The popularity of plant-based proteins is certainly growing, as Nielsen data shows consumers are still choosing traditional sources of protein over plant-based sources. Seventy-eight percent of consumers get their protein from meat, 61% from eggs, 58% from dairy, 29% from fish/seafood, and 19% from legumes/nuts/seeds.

Protein can now be found in many different areas of the grocery store, with alternative protein sources accounting for $22.6 billion in sales, a growth of 1.3% in the last year.

Products classified by FDA as good or excellent sources of protein, excluding meat, eggs, dairy, fish/seafood and legumes/nuts/seeds, made up $16 billion in supermarket grocery sales in 2018, up 1% over 2017; $6 billion in frozen foods, up 2%; $953 million in dairy, up 0.1%; $168 million in bakery, down 4%; $166 million in deli, down 0.5%; $93 million in meat, up 15%; and $37 million in produce, up 17%.
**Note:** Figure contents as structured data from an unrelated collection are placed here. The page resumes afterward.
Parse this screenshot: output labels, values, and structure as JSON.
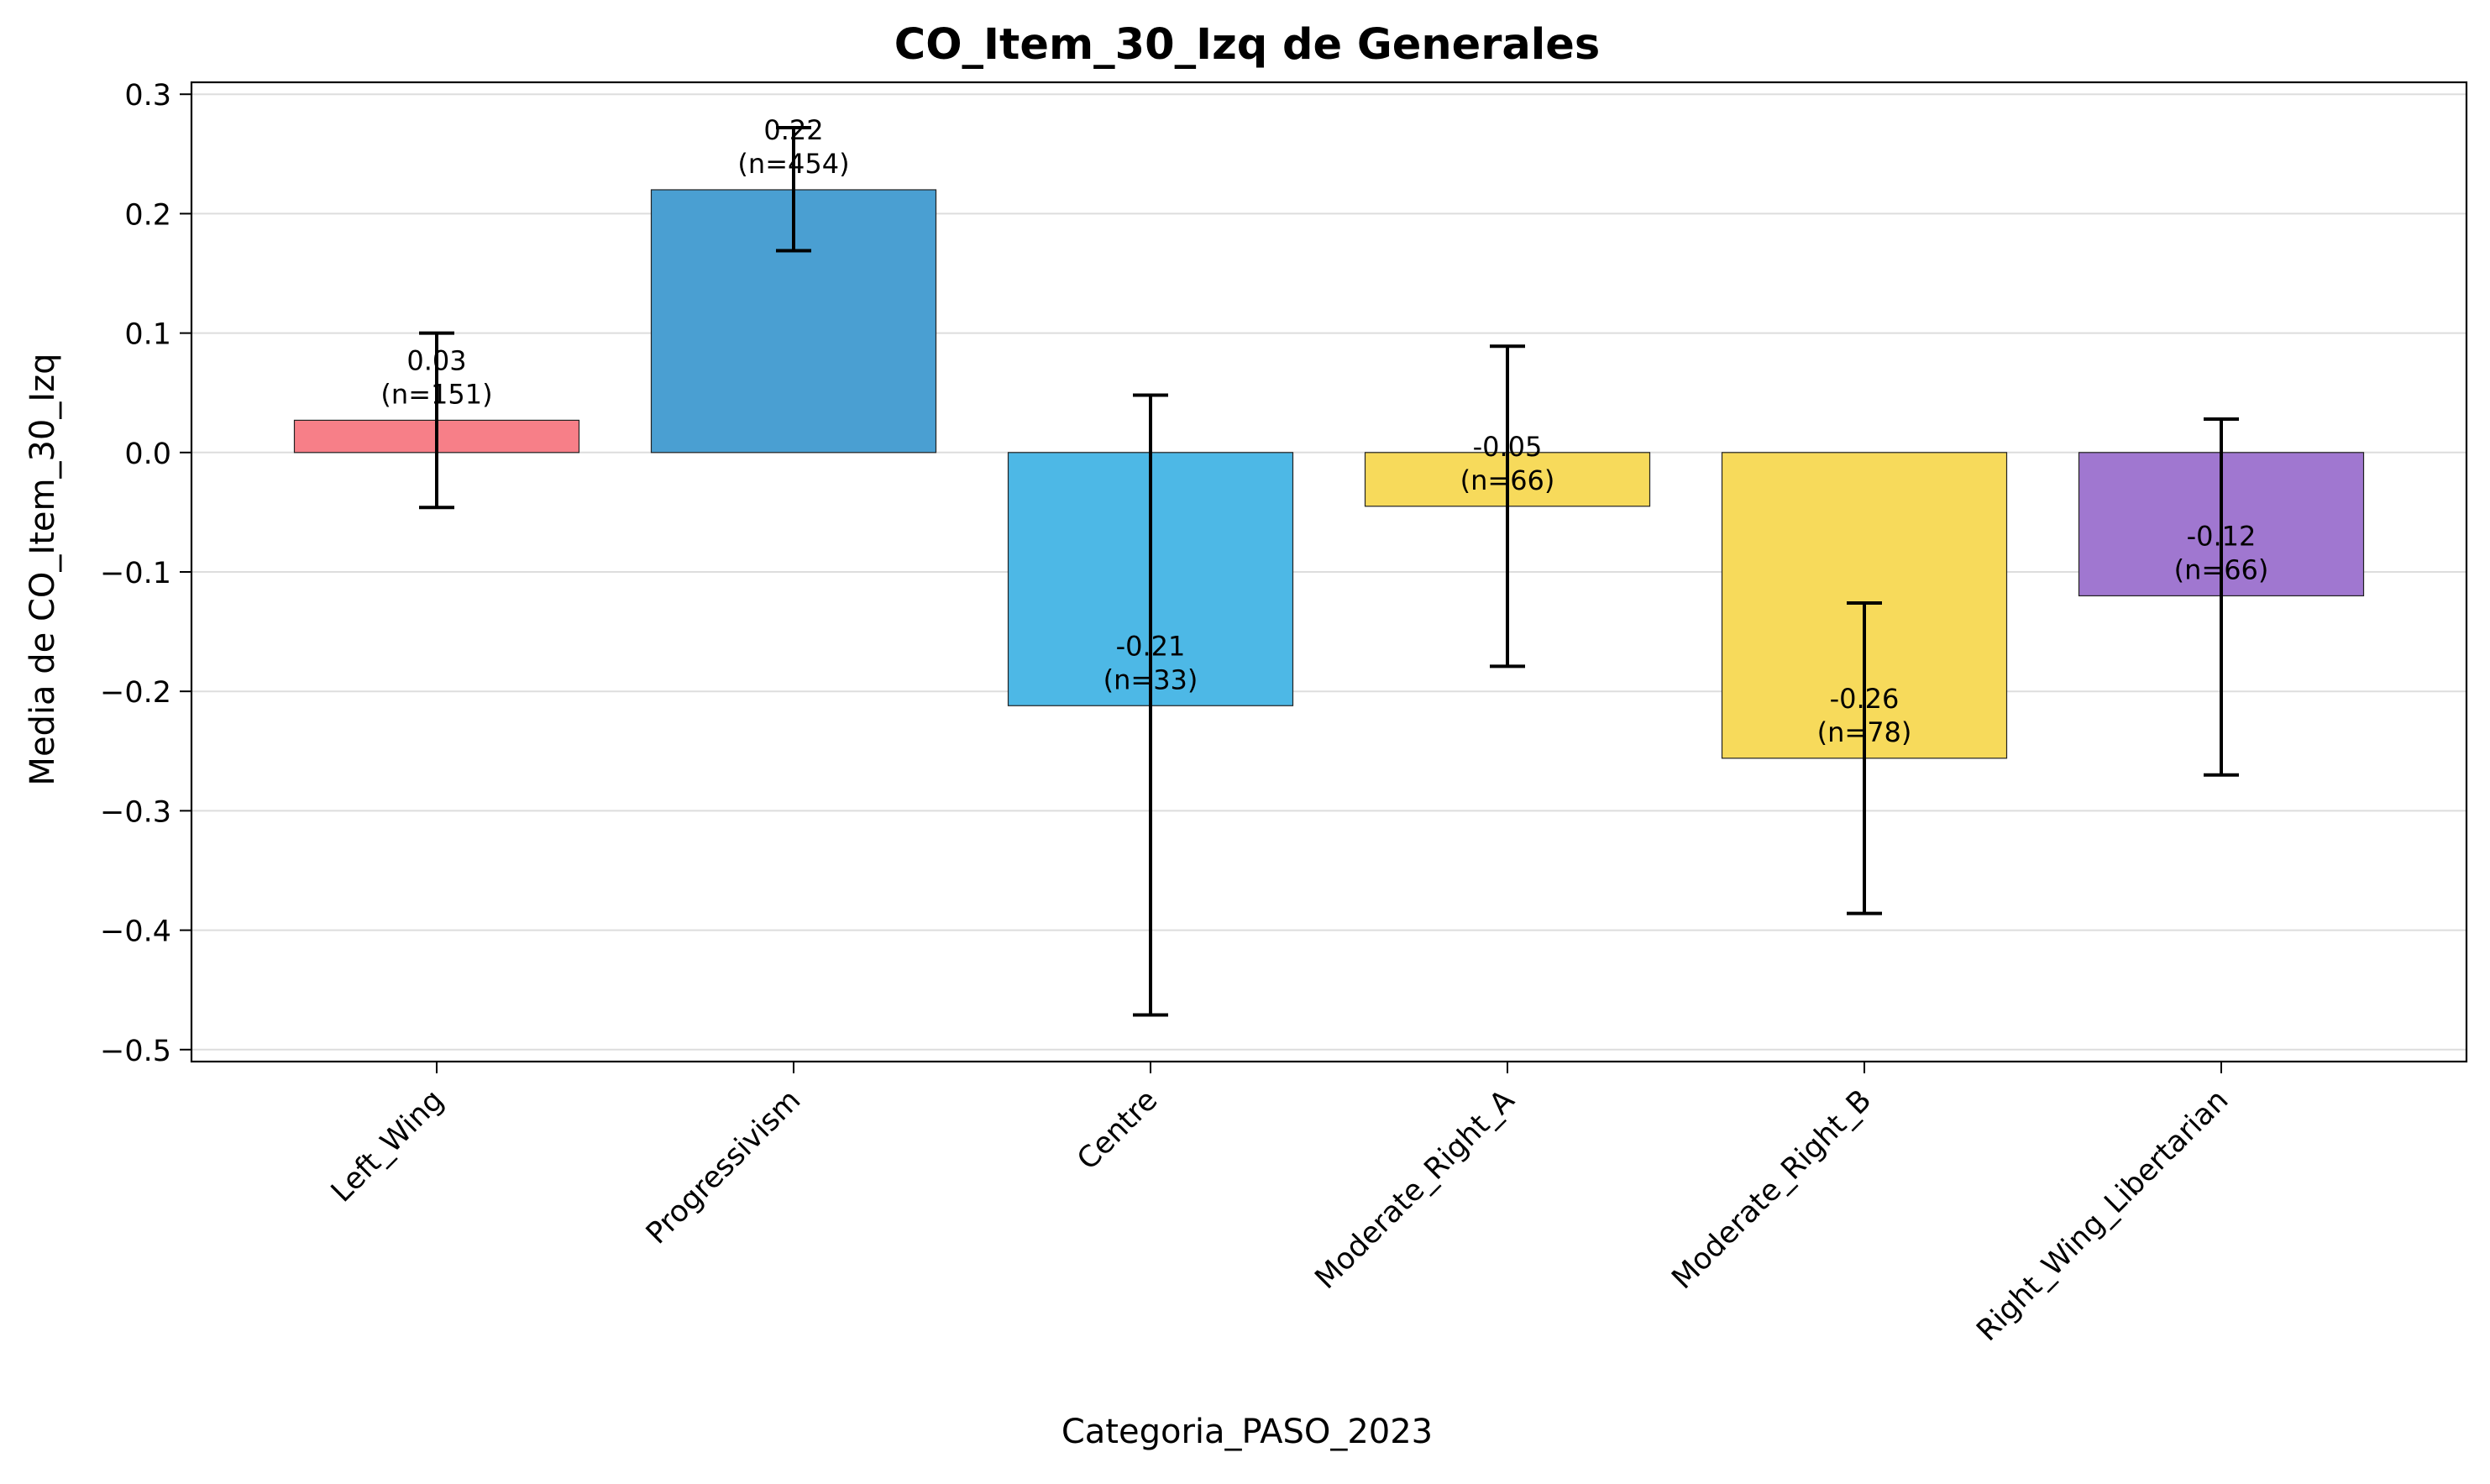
{
  "chart_data": {
    "type": "bar",
    "title": "CO_Item_30_Izq de Generales",
    "xlabel": "Categoria_PASO_2023",
    "ylabel": "Media de CO_Item_30_Izq",
    "categories": [
      "Left_Wing",
      "Progressivism",
      "Centre",
      "Moderate_Right_A",
      "Moderate_Right_B",
      "Right_Wing_Libertarian"
    ],
    "values": [
      0.027,
      0.22,
      -0.212,
      -0.045,
      -0.256,
      -0.12
    ],
    "error_low": [
      -0.046,
      0.169,
      -0.471,
      -0.179,
      -0.386,
      -0.27
    ],
    "error_high": [
      0.1,
      0.272,
      0.048,
      0.089,
      -0.126,
      0.028
    ],
    "labels": [
      "0.03\n(n=151)",
      "0.22\n(n=454)",
      "-0.21\n(n=33)",
      "-0.05\n(n=66)",
      "-0.26\n(n=78)",
      "-0.12\n(n=66)"
    ],
    "colors": [
      "#f77f88",
      "#4a9fd2",
      "#4db8e6",
      "#f7da5b",
      "#f7da5b",
      "#a077d0"
    ],
    "yticks": [
      0.3,
      0.2,
      0.1,
      0.0,
      -0.1,
      -0.2,
      -0.3,
      -0.4,
      -0.5
    ],
    "ytick_labels": [
      "0.3",
      "0.2",
      "0.1",
      "0.0",
      "−0.1",
      "−0.2",
      "−0.3",
      "−0.4",
      "−0.5"
    ],
    "ylim": [
      -0.51,
      0.31
    ],
    "grid": "y"
  }
}
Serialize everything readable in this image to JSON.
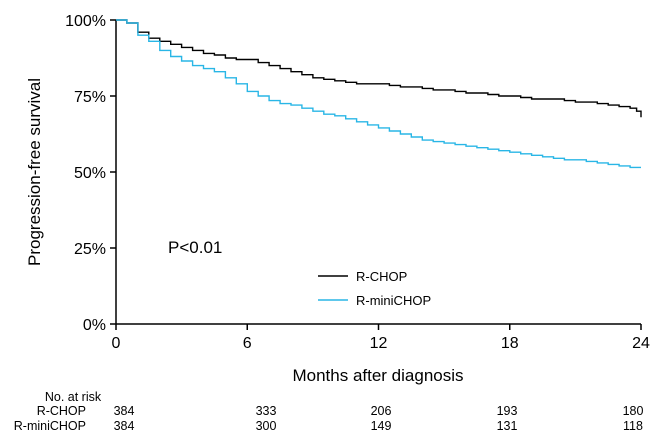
{
  "chart_data": {
    "type": "line",
    "step": true,
    "xlabel": "Months after diagnosis",
    "ylabel": "Progression-free survival",
    "xlim": [
      0,
      24
    ],
    "ylim": [
      0,
      100
    ],
    "x_ticks": [
      0,
      6,
      12,
      18,
      24
    ],
    "y_ticks": [
      0,
      25,
      50,
      75,
      100
    ],
    "y_tick_labels": [
      "0%",
      "25%",
      "50%",
      "75%",
      "100%"
    ],
    "grid": false,
    "legend_position": "bottom-right",
    "annotation": "P<0.01",
    "series": [
      {
        "name": "R-CHOP",
        "color": "#000000",
        "x": [
          0,
          0.5,
          1,
          1.5,
          2,
          2.5,
          3,
          3.5,
          4,
          4.5,
          5,
          5.5,
          6,
          6.5,
          7,
          7.5,
          8,
          8.5,
          9,
          9.5,
          10,
          10.5,
          11,
          11.5,
          12,
          12.5,
          13,
          13.5,
          14,
          14.5,
          15,
          15.5,
          16,
          16.5,
          17,
          17.5,
          18,
          18.5,
          19,
          19.5,
          20,
          20.5,
          21,
          21.5,
          22,
          22.5,
          23,
          23.5,
          23.8,
          24
        ],
        "y": [
          100,
          99,
          96,
          94,
          93,
          92,
          91,
          90,
          89,
          88.5,
          87.5,
          87,
          87,
          86,
          85,
          84,
          83,
          82,
          81,
          80.5,
          80,
          79.5,
          79,
          79,
          79,
          78.5,
          78,
          78,
          77.5,
          77,
          77,
          76.5,
          76,
          76,
          75.5,
          75,
          75,
          74.5,
          74,
          74,
          74,
          73.5,
          73,
          73,
          72.5,
          72,
          71.5,
          71,
          70,
          68
        ]
      },
      {
        "name": "R-miniCHOP",
        "color": "#29b6e6",
        "x": [
          0,
          0.5,
          1,
          1.5,
          2,
          2.5,
          3,
          3.5,
          4,
          4.5,
          5,
          5.5,
          6,
          6.5,
          7,
          7.5,
          8,
          8.5,
          9,
          9.5,
          10,
          10.5,
          11,
          11.5,
          12,
          12.5,
          13,
          13.5,
          14,
          14.5,
          15,
          15.5,
          16,
          16.5,
          17,
          17.5,
          18,
          18.5,
          19,
          19.5,
          20,
          20.5,
          21,
          21.5,
          22,
          22.5,
          23,
          23.5,
          24
        ],
        "y": [
          100,
          99,
          95,
          93,
          90,
          88,
          86.5,
          85,
          84,
          83,
          81,
          79,
          76.5,
          75,
          73.5,
          72.5,
          72,
          71,
          70,
          69,
          68.5,
          67.5,
          66.5,
          65.5,
          64.5,
          63.5,
          62.5,
          61.5,
          60.5,
          60,
          59.5,
          59,
          58.5,
          58,
          57.5,
          57,
          56.5,
          56,
          55.5,
          55,
          54.5,
          54,
          54,
          53.5,
          53,
          52.5,
          52,
          51.5,
          51.5
        ]
      }
    ],
    "risk_table": {
      "header": "No. at risk",
      "times": [
        0,
        6,
        12,
        18,
        24
      ],
      "rows": [
        {
          "label": "R-CHOP",
          "counts": [
            "384",
            "333",
            "206",
            "193",
            "180"
          ]
        },
        {
          "label": "R-miniCHOP",
          "counts": [
            "384",
            "300",
            "149",
            "131",
            "118"
          ]
        }
      ]
    }
  }
}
Nielsen surveyed consumers on their perceptions of the amount of protein found in popular foods in the grocery store, ranging from high protein content (more than 20 grams per serving), mid-level protein (10 to 20 grams per serving) or low protein (less than 10 grams per serving). While 78% believed peanut butter is higher in protein than it actually is, only 20% of respondents knew that shrimp is a high-protein food and 88% of consumers didn’t recognize cottage cheese as a high-protein food.

Beef, chicken and pork didn’t score well either, even though they are all high-protein foods, with between 45% and 64% of consumers not considering those meats to be high in protein. Fifty-five percent of consumers were aware of how much protein is in beef and 42% knew how much is in chicken, with the meat increasing the most in terms of consumers’ awareness of its protein content, up four percentage points from 38% in a 2015 similar survey. But fewer consumers correctly identified pork as being a high source of protein, dropping a percentage point to 36% from 37% in 2015.

Forty-three percent of consumers were aware of the amount of protein in jerky, 52% for Greek yogurt, 50% for protein bars and 43% for salmon.

The Millennial and Greatest Generation cohorts were most knowledgeable about protein content in the foods they buy. Of the 10 products surveyed for their protein content, Millennials were most likely to correctly identify protein content for peanut butter, jerky, protein bars, chicken breast and salmon filet, while the Greatest Generation was most likely to correctly identify protein content for cottage cheese, ribeye steak, pork loin and shrimp.